Component versioning
Published 31 July 2019
Component versioning involves keeping track of the current state of an object or group of objects in the database, so that consumers know how to talk to the current state.
This approach involves updating consumers in advance of database changes, allowing these database changes to be performed in a simpler manner without the need for backwards compatibility logic.
Application developers can instead write this logic in their native language.
Using a dedicated table and static data
Component versioning consists of creating a table dedicated to holding the versions of different components within the system, where a component could be an individual object, a group of objects (for example, all the objects in a schema), or the whole database.
The data is stored statically so it can be controlled as a schema change.
Whenever a release is needed, versions can be updated in the same transaction as the accompanying object changes they represent.
Known issues
Programmable objects do not work well with component versioning and should be avoided.

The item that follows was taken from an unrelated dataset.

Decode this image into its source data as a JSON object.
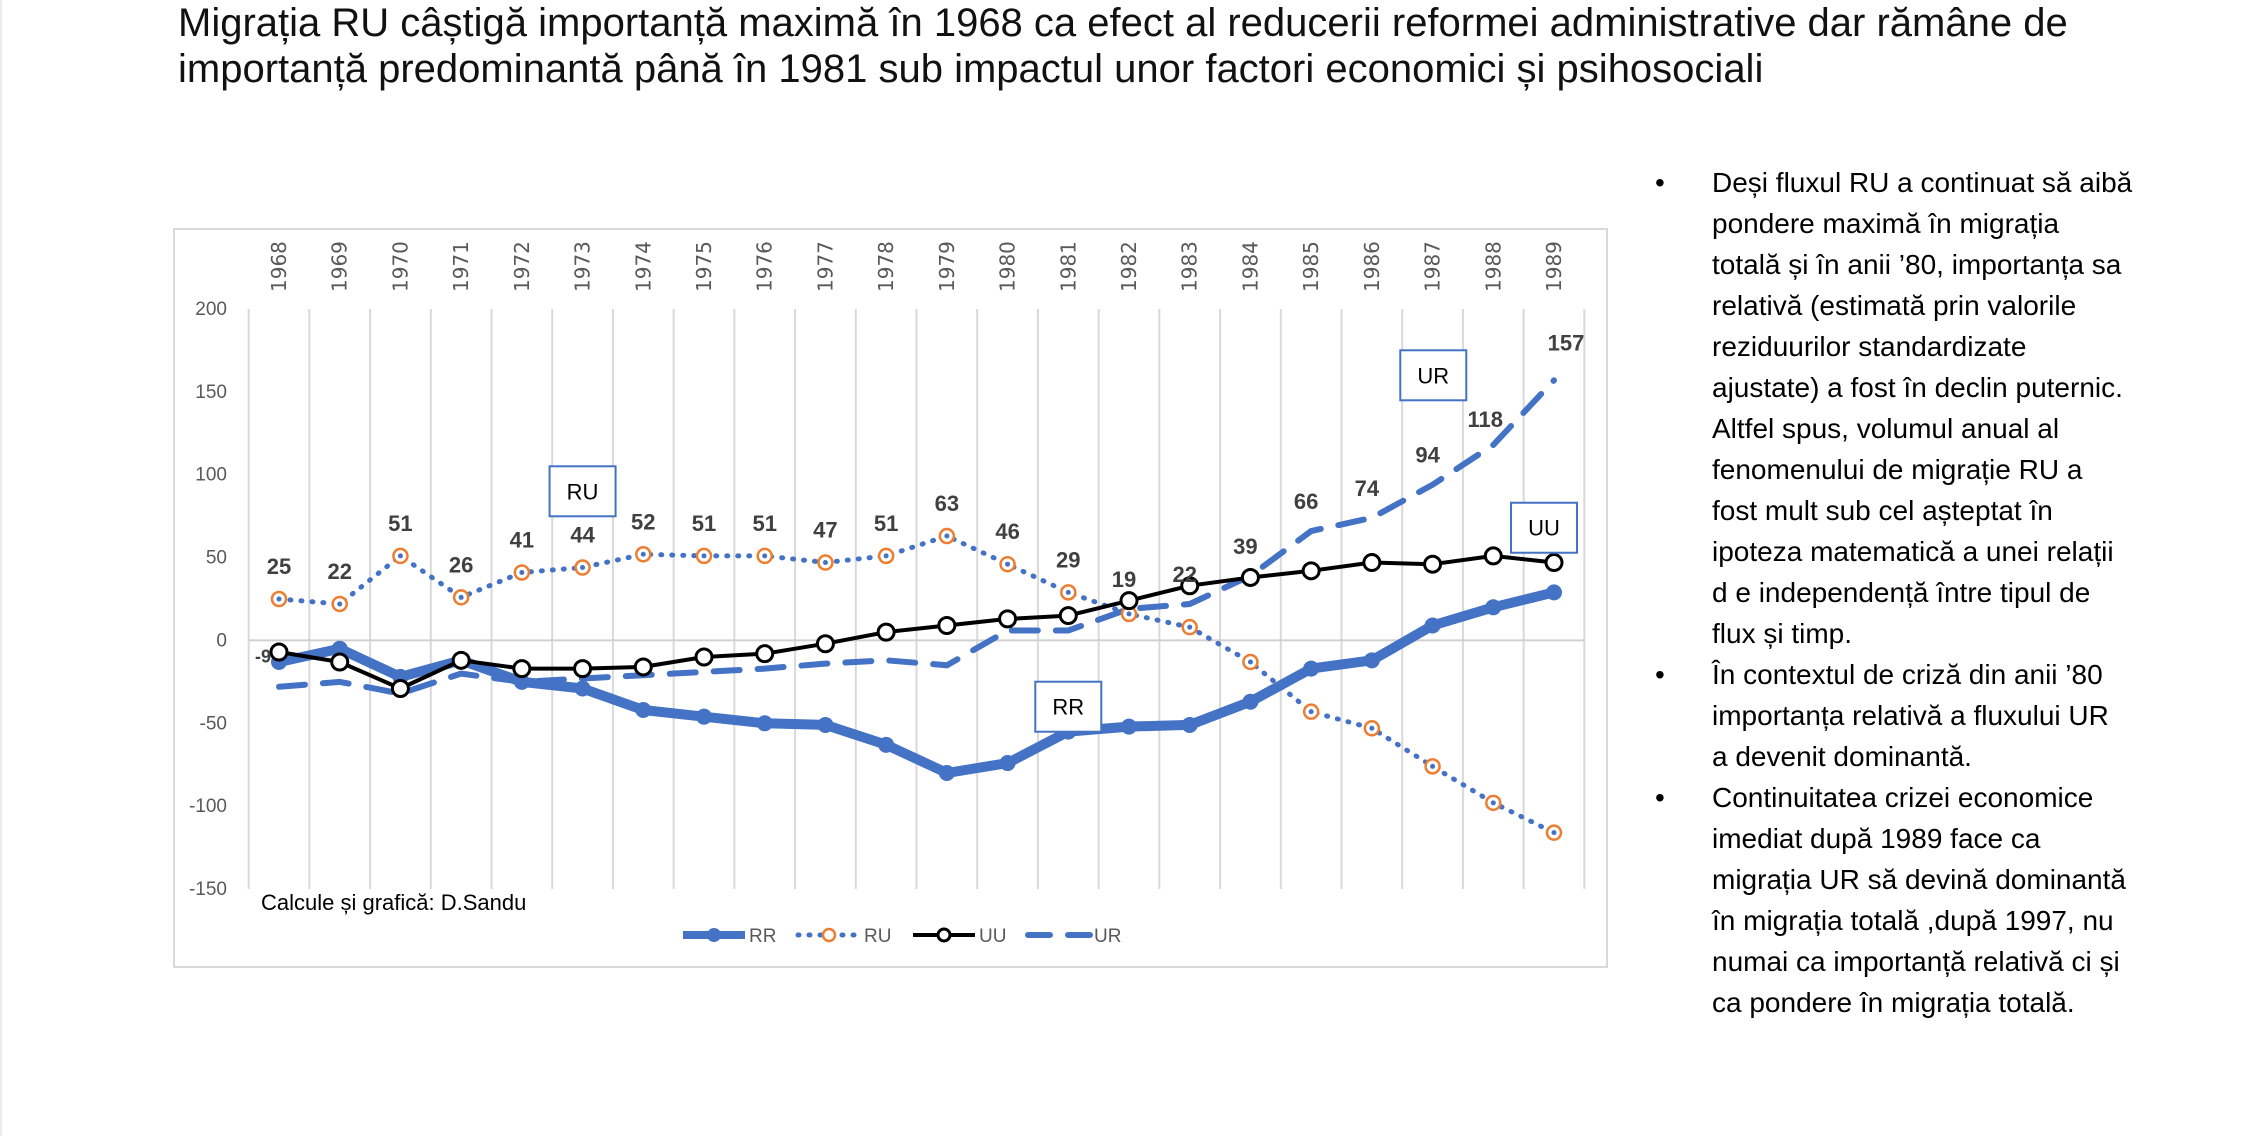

If any custom transaction handling is needed, it is near impossible to group programmable object changes into the same transaction as changes in migration scripts.
They will by default run in the same transaction as the last migration, but where transaction customization is needed in the migration scripts this can’t be guaranteed to be correct.You cannot deploy iteratively (that is there can be no intermediate steps during deployment, as we always just delete the object and replace it with the latest version after all the migrations have run). This can be needed to ensure backward compatibility.
Combining the programmable objects feature and component versioning magnifies the dependency ordering issue between programmable and non-programmable objects.